Claw-Eval: End-to-End Benchmark for Real-World AI Agents
Summary
- • Claw-Eval benchmark evaluates AI agents on 300 real-world tasks
- • Pass^3 metric requires 3 independent successful runs to count as a pass
- • Three splits: general, multimodal, and multi-turn conversational tasks
- • Open-source under MIT License with public leaderboard on Hugging Face
Details
Pass^3 metric requires 3 successful runs to eliminate lucky results
Model must pass a task in all 3 independent trials; surfaces genuinely reliable agents versus occasionally capable ones, directly addressing single-run benchmark inconsistency
300 tasks split: general (161), multimodal (101), multi-turn (38)

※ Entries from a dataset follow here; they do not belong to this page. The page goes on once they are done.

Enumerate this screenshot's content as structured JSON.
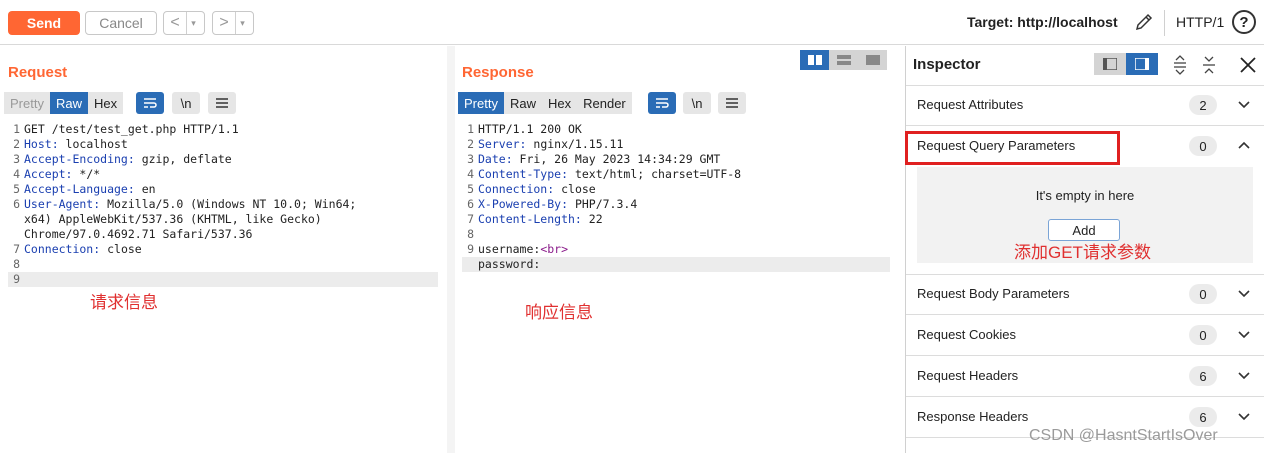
{
  "toolbar": {
    "send_label": "Send",
    "cancel_label": "Cancel",
    "back_arrow": "<",
    "forward_arrow": ">",
    "dropdown_arrow": "▾",
    "target_text": "Target: http://localhost",
    "http_version": "HTTP/1",
    "help_label": "?",
    "edit_icon": "pencil-icon"
  },
  "request": {
    "title": "Request",
    "tabs": [
      {
        "label": "Pretty"
      },
      {
        "label": "Raw"
      },
      {
        "label": "Hex"
      }
    ],
    "active_tab": "Raw",
    "tools": {
      "wrap_icon": "wrap-icon",
      "newline_label": "\\n",
      "menu_icon": "menu-icon"
    },
    "lines": [
      {
        "n": "1",
        "key": "",
        "text": "GET /test/test_get.php HTTP/1.1"
      },
      {
        "n": "2",
        "key": "Host:",
        "text": " localhost"
      },
      {
        "n": "3",
        "key": "Accept-Encoding:",
        "text": " gzip, deflate"
      },
      {
        "n": "4",
        "key": "Accept:",
        "text": " */*"
      },
      {
        "n": "5",
        "key": "Accept-Language:",
        "text": " en"
      },
      {
        "n": "6",
        "key": "User-Agent:",
        "text": " Mozilla/5.0 (Windows NT 10.0; Win64;"
      },
      {
        "n": "",
        "key": "",
        "text": "x64) AppleWebKit/537.36 (KHTML, like Gecko)"
      },
      {
        "n": "",
        "key": "",
        "text": "Chrome/97.0.4692.71 Safari/537.36"
      },
      {
        "n": "7",
        "key": "Connection:",
        "text": " close"
      },
      {
        "n": "8",
        "key": "",
        "text": ""
      },
      {
        "n": "9",
        "key": "",
        "text": ""
      }
    ],
    "annotation": "请求信息"
  },
  "response": {
    "title": "Response",
    "tabs": [
      {
        "label": "Pretty"
      },
      {
        "label": "Raw"
      },
      {
        "label": "Hex"
      },
      {
        "label": "Render"
      }
    ],
    "active_tab": "Pretty",
    "tools": {
      "wrap_icon": "wrap-icon",
      "newline_label": "\\n",
      "menu_icon": "menu-icon"
    },
    "lines": [
      {
        "n": "1",
        "key": "",
        "text": "HTTP/1.1 200 OK"
      },
      {
        "n": "2",
        "key": "Server:",
        "text": " nginx/1.15.11"
      },
      {
        "n": "3",
        "key": "Date:",
        "text": " Fri, 26 May 2023 14:34:29 GMT"
      },
      {
        "n": "4",
        "key": "Content-Type:",
        "text": " text/html; charset=UTF-8"
      },
      {
        "n": "5",
        "key": "Connection:",
        "text": " close"
      },
      {
        "n": "6",
        "key": "X-Powered-By:",
        "text": " PHP/7.3.4"
      },
      {
        "n": "7",
        "key": "Content-Length:",
        "text": " 22"
      },
      {
        "n": "8",
        "key": "",
        "text": ""
      },
      {
        "n": "9",
        "key": "",
        "text": "username:",
        "tag": "<br>"
      },
      {
        "n": "",
        "key": "",
        "text": "password:"
      }
    ],
    "annotation": "响应信息"
  },
  "inspector": {
    "title": "Inspector",
    "rows": [
      {
        "label": "Request Attributes",
        "count": "2",
        "expanded": false
      },
      {
        "label": "Request Query Parameters",
        "count": "0",
        "expanded": true
      },
      {
        "label": "Request Body Parameters",
        "count": "0",
        "expanded": false
      },
      {
        "label": "Request Cookies",
        "count": "0",
        "expanded": false
      },
      {
        "label": "Request Headers",
        "count": "6",
        "expanded": false
      },
      {
        "label": "Response Headers",
        "count": "6",
        "expanded": false
      }
    ],
    "empty_text": "It's empty in here",
    "add_label": "Add",
    "annotation": "添加GET请求参数"
  },
  "watermark": "CSDN @HasntStartIsOver",
  "colors": {
    "accent": "#ff6633",
    "tab_active": "#2a6cb6",
    "annotation": "#e02020",
    "header_key": "#1a3fb0",
    "tag": "#8a1a8a"
  }
}
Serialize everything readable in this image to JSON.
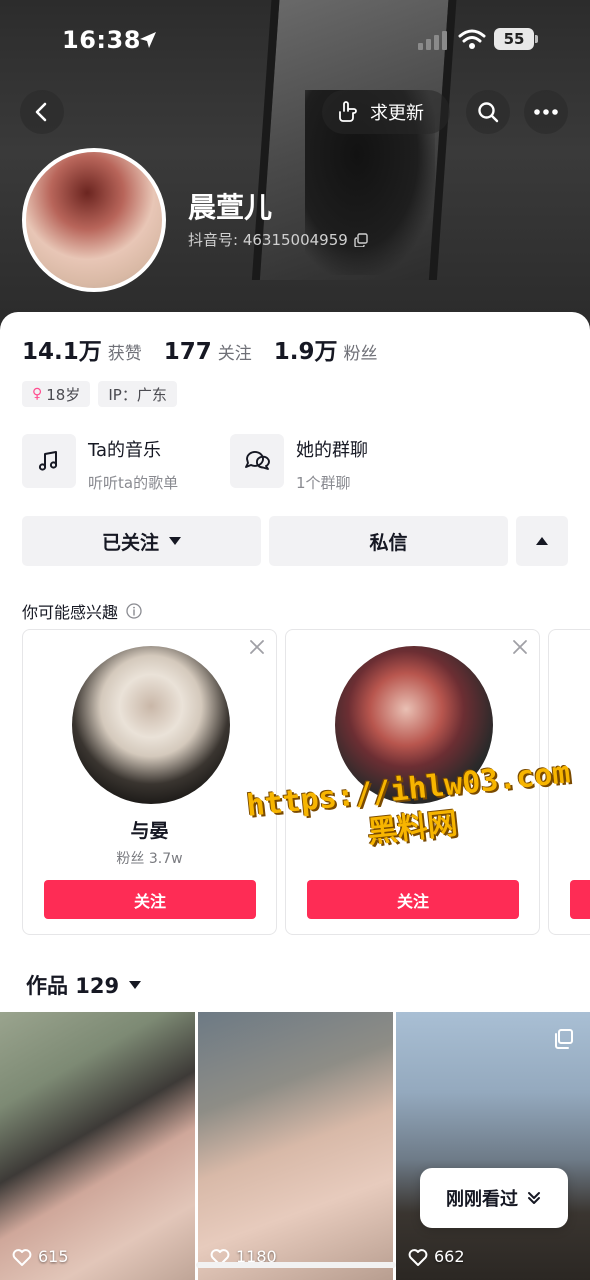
{
  "status_bar": {
    "time": "16:38",
    "battery": "55"
  },
  "header": {
    "update_label": "求更新",
    "user_name": "晨萱儿",
    "user_id": "抖音号: 46315004959"
  },
  "stats": [
    {
      "num": "14.1万",
      "label": "获赞"
    },
    {
      "num": "177",
      "label": "关注"
    },
    {
      "num": "1.9万",
      "label": "粉丝"
    }
  ],
  "tags": {
    "age": "18岁",
    "ip": "IP：广东"
  },
  "features": {
    "music": {
      "title": "Ta的音乐",
      "sub": "听听ta的歌单"
    },
    "group": {
      "title": "她的群聊",
      "sub": "1个群聊"
    }
  },
  "actions": {
    "followed": "已关注",
    "message": "私信"
  },
  "suggestions": {
    "title": "你可能感兴趣",
    "items": [
      {
        "name": "与晏",
        "fans": "粉丝 3.7w",
        "follow": "关注"
      },
      {
        "name": "",
        "fans": "",
        "follow": "关注"
      }
    ]
  },
  "watermark": {
    "url": "https://ihlw03.com",
    "name": "黑料网"
  },
  "works": {
    "title": "作品 129",
    "tiles": [
      {
        "likes": "615"
      },
      {
        "likes": "1180"
      },
      {
        "likes": "662"
      }
    ],
    "recent_label": "刚刚看过"
  },
  "colors": {
    "accent": "#fe2c55",
    "header_bg": "#2c2c2c",
    "watermark": "#f7b500"
  }
}
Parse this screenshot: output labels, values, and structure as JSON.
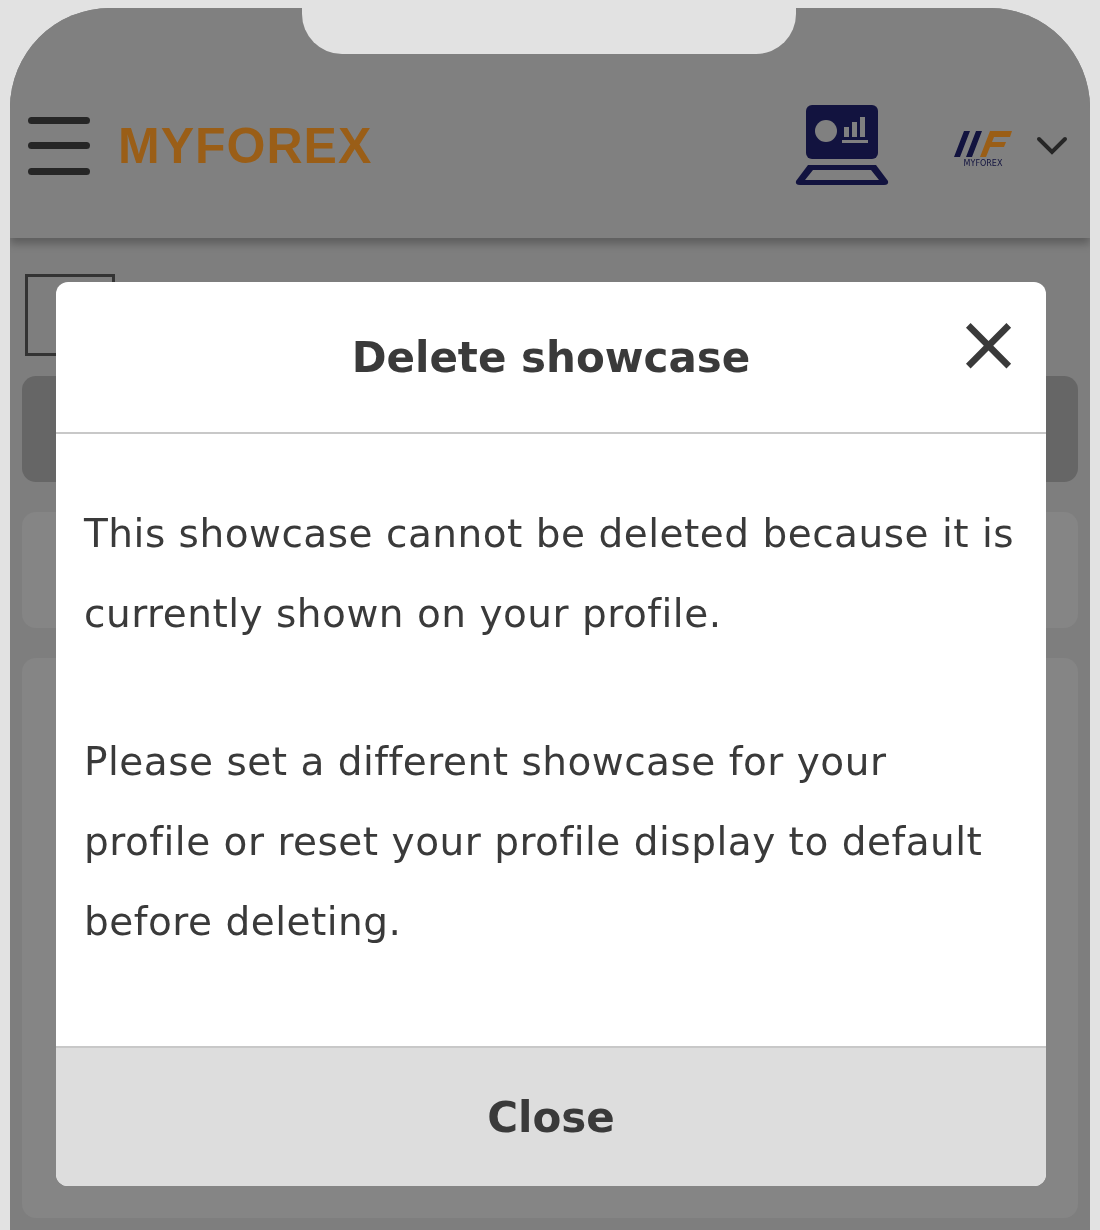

Full-trajectory auditing grades Completion, Safety, and Robustness; covers webpage generation, video QA, document extraction, and conversational tasks with simulated user personas
Built on OpenClaw, PinchBench, OfficeQA, OneMillion-Bench and others
Consolidates and extends prior real-world agent evaluation work from PKU and HKU; codebase is being audited for end-to-end community reproducibility verification
CLI supports sandboxed parallel evaluation: --trials 3 --parallel 16
Available on Hugging Face (claw-eval/Claw-Eval) under MIT License; leaderboard and individual task cases at claw-eval.github.io
Technical details of Claw-Eval's design, methodology, and evaluation infrastructure
What This Means
AI practitioners evaluating agents for production deployment now have a standardized, reproducible benchmark that requires consistent performance — the Pass^3 requirement makes it significantly harder to claim capability from single evaluation runs or cherry-picked demos.